Le département loue à ses habitants sept véhicules de service électriques, 24h/24. / Conseil départemental de l'Orne

Sur le parking du conseil départemental de l’Orne, à Alençon, on les repère tout de suite. Amarrés à leurs bornes, sept véhicules électriques — quatre Zoé, trois Kangoo — attendent leur prochain conducteur. Ce sera peut-être une fonctionnaire du département, qui se rendra à un rendez-vous professionnel à Flers ou à Argentan… Ou bien Yann Beg, qui habite tout près et qui louera pendant deux heures l’une de ces voitures pour faire ses courses au supermarché ou se rendre à un rendez-vous médical à Caen. Depuis qu’il a envoyé sa vieille Xantia « à la casse » et qu’il n’a « pas les moyens d’en racheter une », le directeur d’exploitation de 45 ans, en arrêt maladie longue durée, a trouvé dans ce service une solution à ses problèmes. « Dans l’Orne, c’est compliqué de s’appuyer uniquement sur les transports en commun. Là, c’est comme si j’avais ma propre voiture », dit-il.

A l’heure où de plus en plus de villes lancent des systèmes de véhicules électriques en libre-service, l’Orne a fait un pas de plus en mettant à disposition des habitants les voitures de son personnel. Des véhicules de service qui ne sont pas utilisés en dehors des heures de bureau, et qui, même en journée, sont garés 30 % du temps.

Lorsque le dispositif Autofree 61 a été lancé, à la fin d’avril, sous l’impulsion de l’ancien président de l’Orne Alain Lambert, les voitures étaient louables par les particuliers seulement après 17 h 30 et le week-end, à n’importe quelle heure. Depuis un mois, elles sont aussi libres en journée, à condition qu’un employé du département n’ait pas réservé le véhicule au préalable.

Rentabilisation des ressources

Encore rare en France, ce système illustre bien les bouleversements majeurs qui traversent le monde de la mobilité : le passage de la voiture que l’on possède à la voiture comme « service ». Et la rentabilisation, par le numérique et le partage, de ressources déjà existantes, dans une optique de développement durable.

« Les collectivités vont amorcer la tendance, mais demain, ce sont les entreprises qui voudront rentabiliser leur flotte électrique en la louant quelques heures à des particuliers qui habitent les environs », prédit Bruno Flinois, le président de Clem’, la start-up francilienne qui gère la plate-forme de partage de véhicules à Alençon. Clem’ travaille aussi avec des bailleurs sociaux qui souhaitent « mettre à disposition des véhicules électriques partagés pour leurs résidents, et qui pourront aussi être loués à d’autres gens du voisinage ».

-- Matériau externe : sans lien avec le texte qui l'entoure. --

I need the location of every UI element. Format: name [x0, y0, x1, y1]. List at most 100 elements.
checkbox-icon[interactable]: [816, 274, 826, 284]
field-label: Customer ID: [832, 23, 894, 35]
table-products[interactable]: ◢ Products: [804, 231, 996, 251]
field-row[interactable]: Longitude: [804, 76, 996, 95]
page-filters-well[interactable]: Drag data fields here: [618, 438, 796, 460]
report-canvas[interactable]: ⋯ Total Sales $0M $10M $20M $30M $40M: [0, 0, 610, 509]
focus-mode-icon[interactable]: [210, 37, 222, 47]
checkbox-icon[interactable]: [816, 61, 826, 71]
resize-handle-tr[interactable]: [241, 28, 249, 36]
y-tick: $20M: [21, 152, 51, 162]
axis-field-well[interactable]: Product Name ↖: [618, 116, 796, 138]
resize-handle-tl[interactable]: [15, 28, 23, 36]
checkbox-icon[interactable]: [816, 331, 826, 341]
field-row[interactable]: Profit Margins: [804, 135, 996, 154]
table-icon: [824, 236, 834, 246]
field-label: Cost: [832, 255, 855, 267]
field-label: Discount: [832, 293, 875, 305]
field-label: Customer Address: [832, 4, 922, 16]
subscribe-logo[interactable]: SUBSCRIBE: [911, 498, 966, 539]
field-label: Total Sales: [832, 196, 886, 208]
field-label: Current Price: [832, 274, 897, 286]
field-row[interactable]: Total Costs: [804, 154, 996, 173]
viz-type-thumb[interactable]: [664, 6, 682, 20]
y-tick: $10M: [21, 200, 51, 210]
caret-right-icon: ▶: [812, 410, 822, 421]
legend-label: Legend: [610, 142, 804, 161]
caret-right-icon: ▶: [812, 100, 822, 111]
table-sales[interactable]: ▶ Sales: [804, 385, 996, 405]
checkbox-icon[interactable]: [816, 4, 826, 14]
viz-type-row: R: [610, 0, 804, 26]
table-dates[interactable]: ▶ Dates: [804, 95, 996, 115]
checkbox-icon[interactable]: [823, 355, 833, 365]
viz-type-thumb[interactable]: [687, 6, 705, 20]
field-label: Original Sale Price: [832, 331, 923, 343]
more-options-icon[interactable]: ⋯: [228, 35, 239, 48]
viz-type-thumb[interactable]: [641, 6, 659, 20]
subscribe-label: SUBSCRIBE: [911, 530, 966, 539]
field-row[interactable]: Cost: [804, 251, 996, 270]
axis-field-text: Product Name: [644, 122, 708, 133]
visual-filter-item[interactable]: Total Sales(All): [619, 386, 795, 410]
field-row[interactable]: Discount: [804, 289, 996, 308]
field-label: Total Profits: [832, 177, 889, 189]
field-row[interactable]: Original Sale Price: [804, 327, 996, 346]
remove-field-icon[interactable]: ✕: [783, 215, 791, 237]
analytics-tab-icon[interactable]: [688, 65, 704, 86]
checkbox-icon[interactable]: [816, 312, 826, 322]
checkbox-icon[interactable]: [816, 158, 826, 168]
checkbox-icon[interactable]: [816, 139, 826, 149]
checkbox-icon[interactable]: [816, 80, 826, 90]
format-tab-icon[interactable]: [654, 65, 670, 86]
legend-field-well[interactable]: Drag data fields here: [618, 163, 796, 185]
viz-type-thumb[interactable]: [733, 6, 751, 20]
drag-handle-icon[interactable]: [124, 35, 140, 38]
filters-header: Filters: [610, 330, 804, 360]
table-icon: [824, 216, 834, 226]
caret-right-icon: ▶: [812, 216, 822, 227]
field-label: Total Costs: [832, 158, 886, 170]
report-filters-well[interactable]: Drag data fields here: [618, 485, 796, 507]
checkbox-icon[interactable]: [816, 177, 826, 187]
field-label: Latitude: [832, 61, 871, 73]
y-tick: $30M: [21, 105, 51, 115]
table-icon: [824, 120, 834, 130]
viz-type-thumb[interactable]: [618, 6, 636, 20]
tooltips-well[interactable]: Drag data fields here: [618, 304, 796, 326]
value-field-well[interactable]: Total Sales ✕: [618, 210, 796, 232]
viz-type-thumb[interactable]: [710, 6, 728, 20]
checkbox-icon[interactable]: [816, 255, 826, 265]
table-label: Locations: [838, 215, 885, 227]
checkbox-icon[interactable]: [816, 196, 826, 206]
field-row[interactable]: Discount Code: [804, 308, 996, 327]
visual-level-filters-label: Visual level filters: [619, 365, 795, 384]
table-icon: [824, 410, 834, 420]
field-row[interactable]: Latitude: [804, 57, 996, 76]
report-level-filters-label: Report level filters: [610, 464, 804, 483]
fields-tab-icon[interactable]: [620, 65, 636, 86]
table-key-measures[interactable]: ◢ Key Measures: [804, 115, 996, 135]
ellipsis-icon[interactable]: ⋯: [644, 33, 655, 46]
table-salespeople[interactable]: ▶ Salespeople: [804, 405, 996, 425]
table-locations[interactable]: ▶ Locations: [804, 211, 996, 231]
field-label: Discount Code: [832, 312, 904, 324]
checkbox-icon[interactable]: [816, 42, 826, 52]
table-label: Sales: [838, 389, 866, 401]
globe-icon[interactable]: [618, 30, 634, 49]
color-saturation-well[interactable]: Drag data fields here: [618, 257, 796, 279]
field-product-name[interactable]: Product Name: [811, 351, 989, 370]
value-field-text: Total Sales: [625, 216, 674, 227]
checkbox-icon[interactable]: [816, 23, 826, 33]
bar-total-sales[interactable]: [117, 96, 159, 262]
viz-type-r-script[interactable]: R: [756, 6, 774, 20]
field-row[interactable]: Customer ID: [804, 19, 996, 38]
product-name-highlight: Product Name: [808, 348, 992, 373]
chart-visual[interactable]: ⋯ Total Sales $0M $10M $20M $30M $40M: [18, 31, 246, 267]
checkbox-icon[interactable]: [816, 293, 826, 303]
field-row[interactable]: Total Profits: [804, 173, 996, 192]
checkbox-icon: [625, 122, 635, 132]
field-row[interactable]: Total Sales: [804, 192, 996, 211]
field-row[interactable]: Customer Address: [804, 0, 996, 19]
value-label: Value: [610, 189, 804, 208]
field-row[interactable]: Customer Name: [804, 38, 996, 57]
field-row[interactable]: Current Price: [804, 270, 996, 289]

A Alençon, ce sont sept véhicules parmi les deux cent soixante berlines ou utilitaires que possède l’administration qui sont « partagés » avec les habitants. « Nous allons en proposer de plus en plus à la location, à mesure que nous allons remplacer notre flotte thermique par des véhicules électriques — on prévoit d’en acheter quarante-quatre dans les mois qui viennent. Nous allons aussi partager nos véhicules sur d’autres sites du département, là où nous avons nos agences », assure Dominique Cortes, directeur général adjoint du département, qui envisage ce système comme un « nouveau service public ». Et une manière de rendre l’Orne plus attractive, notamment pour les jeunes, à l’heure où la population de ce territoire rural s’érode d’années en années.

Une politique de prix bas

Reste que pour l’instant, à Alençon, ce n’est pas le raz de marée. Le service enregistre cent quarante-huit réservations en un peu plus de cinq mois, effectuées par quarante-sept conducteurs. Mais cela n’inquiète pas Dominique Cortes : « La particularité du dispositif, c’est que cela ne nous coûte pas grand-chose — environ 7 000 euros par an pour la plate-forme de partage. Les voitures électriques, on les avait déjà, car en tant que collectivité, nous devons acheter au minimum 20 % de véhicules à faibles émissions. Le prix des locations nous permet de payer l’énergie de leur charge. »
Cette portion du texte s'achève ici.